The reader and therefore the syntax of the language - encoded in the default read table [the reader macros, and the dispatch macros] - are similarly pre-defined outside of the language itself. So the symbol # has no meaning outside of the context of the reader, and no documentation about the reader semantics is provided in the source.

There are in-depth discussions of the clojure reader, in particular the docs. In fact, I think the current docs cover it all pretty well (at least the semantics).

They specifically discuss macro characters and the dispatch macro character.

I just used the source of the implementation in tools.reader to walk through how things are implemented and to show causality (since it is also implemented in clojure).
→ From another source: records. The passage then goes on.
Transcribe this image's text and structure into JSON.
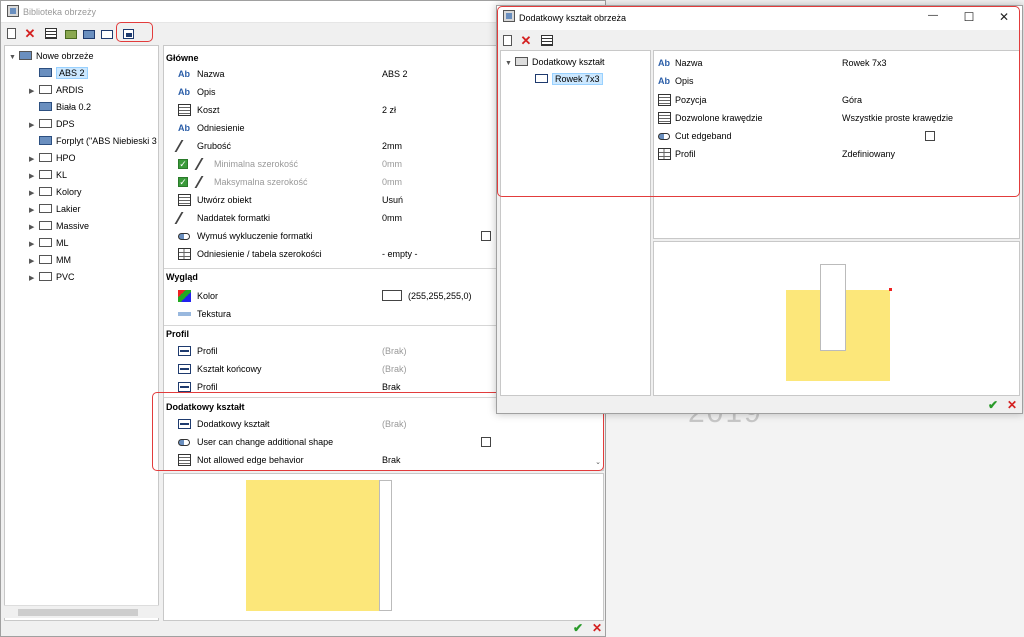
{
  "background_text": "2019",
  "main_window": {
    "title": "Biblioteka obrzeży",
    "tree": {
      "root": "Nowe obrzeże",
      "items": [
        "ABS 2",
        "ARDIS",
        "Biała 0.2",
        "DPS",
        "Forplyt (\"ABS Niebieski 3",
        "HPO",
        "KL",
        "Kolory",
        "Lakier",
        "Massive",
        "ML",
        "MM",
        "PVC"
      ]
    },
    "sections": {
      "main": "Główne",
      "look": "Wygląd",
      "profile": "Profil",
      "additional": "Dodatkowy kształt"
    },
    "main_rows": [
      {
        "label": "Nazwa",
        "value": "ABS 2"
      },
      {
        "label": "Opis",
        "value": ""
      },
      {
        "label": "Koszt",
        "value": "2 zł"
      },
      {
        "label": "Odniesienie",
        "value": ""
      },
      {
        "label": "Grubość",
        "value": "2mm"
      },
      {
        "label": "Minimalna szerokość",
        "value": "0mm"
      },
      {
        "label": "Maksymalna szerokość",
        "value": "0mm"
      },
      {
        "label": "Utwórz obiekt",
        "value": "Usuń"
      },
      {
        "label": "Naddatek formatki",
        "value": "0mm"
      },
      {
        "label": "Wymuś wykluczenie formatki",
        "value": ""
      },
      {
        "label": "Odniesienie / tabela szerokości",
        "value": "- empty -"
      }
    ],
    "look_rows": [
      {
        "label": "Kolor",
        "value": "(255,255,255,0)"
      },
      {
        "label": "Tekstura",
        "value": ""
      }
    ],
    "profile_rows": [
      {
        "label": "Profil",
        "value": "(Brak)"
      },
      {
        "label": "Kształt końcowy",
        "value": "(Brak)"
      },
      {
        "label": "Profil",
        "value": "Brak"
      }
    ],
    "additional_rows": [
      {
        "label": "Dodatkowy kształt",
        "value": "(Brak)"
      },
      {
        "label": "User can change additional shape",
        "value": ""
      },
      {
        "label": "Not allowed edge behavior",
        "value": "Brak"
      }
    ],
    "ok_glyph": "✔",
    "cancel_glyph": "✕"
  },
  "shape_window": {
    "title": "Dodatkowy kształt obrzeża",
    "tree": {
      "root": "Dodatkowy kształt",
      "child": "Rowek 7x3"
    },
    "rows": [
      {
        "label": "Nazwa",
        "value": "Rowek 7x3"
      },
      {
        "label": "Opis",
        "value": ""
      },
      {
        "label": "Pozycja",
        "value": "Góra"
      },
      {
        "label": "Dozwolone krawędzie",
        "value": "Wszystkie proste krawędzie"
      },
      {
        "label": "Cut edgeband",
        "value": ""
      },
      {
        "label": "Profil",
        "value": "Zdefiniowany"
      }
    ],
    "minimize_glyph": "—",
    "maximize_glyph": "☐",
    "close_glyph": "✕",
    "ok_glyph": "✔",
    "cancel_glyph": "✕"
  },
  "colors": {
    "highlight": "#e23c3c",
    "preview_fill": "#fce77a",
    "selection": "#cce8ff"
  }
}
There is no fundamental magic; the implementation is pretty straightforward (parsing a character stream, using functions that map to characters to form syntax rules [these become reader macros in practice]).

I learned most of this stuff before the official docs were in their current state though, and in the early days I had to go through the source (in addition to docs, blog posts, books) to get an idea of how it was implemented. I don’t think people have to do that these days.

I also spent some time in Common Lisp, which has the idea of reader macros as a language feature available to the user. This helped understand clojure’s implementation greatly. Notably, Clojure intentionally avoids user-defined reader macros (outside of the subset provided by tagged literals and user-defined data readers). There are some libraries that can hack around this, but in practice reader macros (for me) are more of a gimmick or party trick.

ninesolaries · August 28, 2023, 3:06am

Yes, I have realized that it’s a trick. I did not follow the “right” document, that cause the confusion to me.
thank you, more doc need to read for me.

joinr · August 28, 2023, 1:08pm

I was specifically referring to the idea of “user defined” reader macros as a party trick or gimmick (in other words not particularly useful in general, but some people really hold them in high value); not the implementation of the reader or how the language syntax is implemented.

system · February 27, 2024, 1:09am

This topic was automatically closed 182 days after the last reply. New replies are no longer allowed.